79. The Guernsey Literary and Potato Peel Pie Society (film, dir. Mike Newell, 2018)
80. Ill Fares the Land (film, dir. Bill Bryden, 1982)
81. Joanna Russ, How to Suppress Women's Writing (non-fiction book, 1983)
82. Rachel Aaron, 2k to 10k: Writing Faster, Writing Better, and Writing More of What You Love (non-fiction book, 2013)
A disclaimer at the beginning of this one: at no point in the past or the future do my views represent those of my employer or anyone else, except where clearly attributed to them by name; my opinions should be taken only to represent my own perspective and not those of any other group or individual.
Which is to say, on this occasion, that it is not the cinema's fault that a week or so ago I watched The Guernsey Literary and Potato Peel Pie Society six times in four days. I can't recommend it. I couldn't really recommend it after the first watching. Plenty of other members of the audience had a great time, and I am happy that their lives were enriched. As for me, I've coughed up quite enough hairballs at the idea that a person - a very young-looking person - can write a whole book, of non-fiction, in under a month, based on two weeks of research. ("But Fiona! How do you know it took less than a month?" The opening scene is clearly in springtime, and the subtitle says 1946. When she sends the manuscript back to Guernsey at the very end, the package is dated mid-April 1946. The British postal service - or "the mail" as they insist on calling it, in this film, which is set in 1946 - is not that fast. I have seen this six times.) I, excessively late with my non-fiction project in progress as I currently am, am not the target audience of this film. Even without that, please allow me to assure you that it is in fact pants.
At the other end of the spectrum of island-based dramas with small casts, Ill Fares the Land was pretty good. It's a little-known TV dramatisation from the 80s about the year or so before the evacuation of St Kilda. Some of the accents are a bit exciting - apparently St Kildans sounded a bit Welsh? - but who am I to fact check such a thing.

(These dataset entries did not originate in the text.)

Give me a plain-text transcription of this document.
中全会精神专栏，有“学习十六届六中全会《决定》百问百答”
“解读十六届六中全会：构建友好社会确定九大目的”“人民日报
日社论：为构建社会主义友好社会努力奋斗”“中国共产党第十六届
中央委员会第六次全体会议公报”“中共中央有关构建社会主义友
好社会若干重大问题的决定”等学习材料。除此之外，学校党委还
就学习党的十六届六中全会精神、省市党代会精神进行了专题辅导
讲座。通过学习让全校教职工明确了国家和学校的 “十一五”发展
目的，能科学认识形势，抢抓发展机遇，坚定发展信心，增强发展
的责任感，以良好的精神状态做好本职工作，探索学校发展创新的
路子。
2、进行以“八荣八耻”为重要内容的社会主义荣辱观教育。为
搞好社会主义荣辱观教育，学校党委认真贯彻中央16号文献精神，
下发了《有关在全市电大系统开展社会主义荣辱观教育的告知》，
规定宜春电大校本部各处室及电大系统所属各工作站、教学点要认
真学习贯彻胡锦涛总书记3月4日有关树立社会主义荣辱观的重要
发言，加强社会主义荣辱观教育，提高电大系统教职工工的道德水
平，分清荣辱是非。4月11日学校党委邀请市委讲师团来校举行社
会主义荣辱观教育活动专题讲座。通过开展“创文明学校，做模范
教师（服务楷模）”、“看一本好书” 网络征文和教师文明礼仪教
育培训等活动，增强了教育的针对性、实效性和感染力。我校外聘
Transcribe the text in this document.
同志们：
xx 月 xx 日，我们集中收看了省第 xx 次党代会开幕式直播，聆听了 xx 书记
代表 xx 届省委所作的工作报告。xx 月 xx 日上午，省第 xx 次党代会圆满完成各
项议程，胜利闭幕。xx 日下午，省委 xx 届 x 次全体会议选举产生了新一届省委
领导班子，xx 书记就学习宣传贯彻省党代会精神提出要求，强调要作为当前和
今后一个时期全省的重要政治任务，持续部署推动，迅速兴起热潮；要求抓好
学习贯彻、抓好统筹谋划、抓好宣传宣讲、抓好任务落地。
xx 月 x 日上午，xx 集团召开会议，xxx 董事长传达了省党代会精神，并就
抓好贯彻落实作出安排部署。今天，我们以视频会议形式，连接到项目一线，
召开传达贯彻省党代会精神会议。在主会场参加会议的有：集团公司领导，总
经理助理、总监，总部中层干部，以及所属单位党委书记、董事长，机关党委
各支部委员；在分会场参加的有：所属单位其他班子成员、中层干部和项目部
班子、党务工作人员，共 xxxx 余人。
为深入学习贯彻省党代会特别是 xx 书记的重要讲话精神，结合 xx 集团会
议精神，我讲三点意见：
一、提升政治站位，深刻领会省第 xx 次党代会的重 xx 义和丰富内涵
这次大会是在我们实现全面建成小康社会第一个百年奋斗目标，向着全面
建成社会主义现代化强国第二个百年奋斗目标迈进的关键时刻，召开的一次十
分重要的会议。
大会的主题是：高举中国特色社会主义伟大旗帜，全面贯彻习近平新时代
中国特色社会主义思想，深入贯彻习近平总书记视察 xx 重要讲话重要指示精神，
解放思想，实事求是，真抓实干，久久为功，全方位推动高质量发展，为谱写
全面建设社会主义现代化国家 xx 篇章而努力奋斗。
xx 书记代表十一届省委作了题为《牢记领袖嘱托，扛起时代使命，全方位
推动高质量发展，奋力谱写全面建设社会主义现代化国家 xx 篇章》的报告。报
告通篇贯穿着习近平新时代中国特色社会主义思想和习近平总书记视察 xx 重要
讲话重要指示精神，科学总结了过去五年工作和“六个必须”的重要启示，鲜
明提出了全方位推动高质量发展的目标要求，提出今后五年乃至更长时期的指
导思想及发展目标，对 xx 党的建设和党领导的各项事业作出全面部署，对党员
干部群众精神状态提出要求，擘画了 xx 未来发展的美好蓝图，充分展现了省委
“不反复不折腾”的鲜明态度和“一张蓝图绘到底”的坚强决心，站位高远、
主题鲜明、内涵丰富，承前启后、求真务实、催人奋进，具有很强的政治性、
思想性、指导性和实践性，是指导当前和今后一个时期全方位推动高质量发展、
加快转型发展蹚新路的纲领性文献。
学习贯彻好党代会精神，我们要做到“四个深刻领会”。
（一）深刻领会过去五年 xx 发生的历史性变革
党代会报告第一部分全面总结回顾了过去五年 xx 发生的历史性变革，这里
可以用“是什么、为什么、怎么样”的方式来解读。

The history of St Kilda is one of those things that feels very otherworldly - on one hand, I want to know alllllll about it, and go there and poke around and find out everything there is to know about Iron Age settlements and medieval blackhouses, and on the other hand... the fascination of St Kilda has to do with its remoteness, its isolation, its distance from anything else. Part of me thinks it would be a shame to go barging into that. It's probably not a very academic way to think. But I do think it.
As for the books: I finally finished How to Suppress Women's Writing, and I have the pencil markings of an essay that I may or may not write on it when I get a bit more time - don't hold your breath, then, but if I do write it, I'll almost certainly put it here. On, again, the opposite end of some spectrum or other, 2k to 10k is a pep talk that I'm surprised I didn't get hold of earlier and which I certainly anticipate coming back to. Aaron is a very self-aware record keeper in a way I appreciate and aspire to. I love finding out how other people work.
Other things I've seen/heard this week: I deliberately ignored Lean on Pete because I was sure it would make me cry, but apparently it's very good and you should; another round of electroswing and adjacent (this is probably my most played of the last few days); and then there was Eurovision, which is the night of the year where I turn into a five-years-out-of-date trivia machine. On the other hand, however: Vikings. All round an acceptable (if not terribly outstanding) vintage.